Mag ik een werknemer verbieden om naar een risicogebied te gaan?

Het is niet mogelijk een werknemer te verbieden om naar een risicogebied te gaan. Wel kan een werkgever gevolgen verbinden aan risicovol gedrag van een werknemer. Een werkgever heeft immers een zorgplicht richting het volledige personeel. Zo kan een werknemer vooraf worden gewaarschuwd en achteraf worden geschorst, bijvoorbeeld voor de duur van de incubatietijd. Bij ernstig risicovol gedrag zou schorsing zonder behoud van loon een optie kunnen zijn. 
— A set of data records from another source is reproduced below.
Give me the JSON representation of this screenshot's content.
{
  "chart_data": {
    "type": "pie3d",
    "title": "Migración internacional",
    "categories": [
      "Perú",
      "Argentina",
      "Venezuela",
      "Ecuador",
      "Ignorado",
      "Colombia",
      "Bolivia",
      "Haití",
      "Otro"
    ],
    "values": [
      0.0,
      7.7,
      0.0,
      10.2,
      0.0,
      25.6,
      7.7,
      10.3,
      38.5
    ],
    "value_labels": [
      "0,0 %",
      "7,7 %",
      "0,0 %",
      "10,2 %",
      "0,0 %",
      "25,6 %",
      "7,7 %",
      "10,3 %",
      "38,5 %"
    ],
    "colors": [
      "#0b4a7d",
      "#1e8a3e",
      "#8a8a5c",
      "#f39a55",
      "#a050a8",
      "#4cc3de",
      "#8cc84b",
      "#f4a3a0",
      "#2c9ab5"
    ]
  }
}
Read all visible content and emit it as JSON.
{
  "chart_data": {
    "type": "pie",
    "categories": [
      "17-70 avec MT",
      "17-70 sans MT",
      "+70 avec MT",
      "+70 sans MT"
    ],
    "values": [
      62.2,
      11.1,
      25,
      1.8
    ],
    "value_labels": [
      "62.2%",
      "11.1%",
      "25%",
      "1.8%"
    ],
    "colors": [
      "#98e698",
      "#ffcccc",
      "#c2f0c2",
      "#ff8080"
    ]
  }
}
Mag ik een werknemer verplichten om vakantie op te nemen?

Volgens de wet wordt vakantie overeenkomstig de wensen van de werknemer vastgesteld. Dit is alleen anders wanneer er afwijkende afspraken zijn gemaakt, bijvoorbeeld in een cao of de arbeidsovereenkomst. Zijn deze afspraken er niet? Dan is het in beginsel niet mogelijk een werknemer te verplichten om vakantie op te nemen. Uiteraard kan deze afspraak wel onderling en in goed overleg worden gemaakt. Overigens is de coronacrisis zonder precedent, en zijn de ontwikkelingen onzeker. Er zou wellicht een moment kunnen komen waarop het in strijd met goed werknemerschap is om als werknemer geen vakantie op te nemen. Wanneer dit moment is valt vooralsnog helaas niet exact aan te geven.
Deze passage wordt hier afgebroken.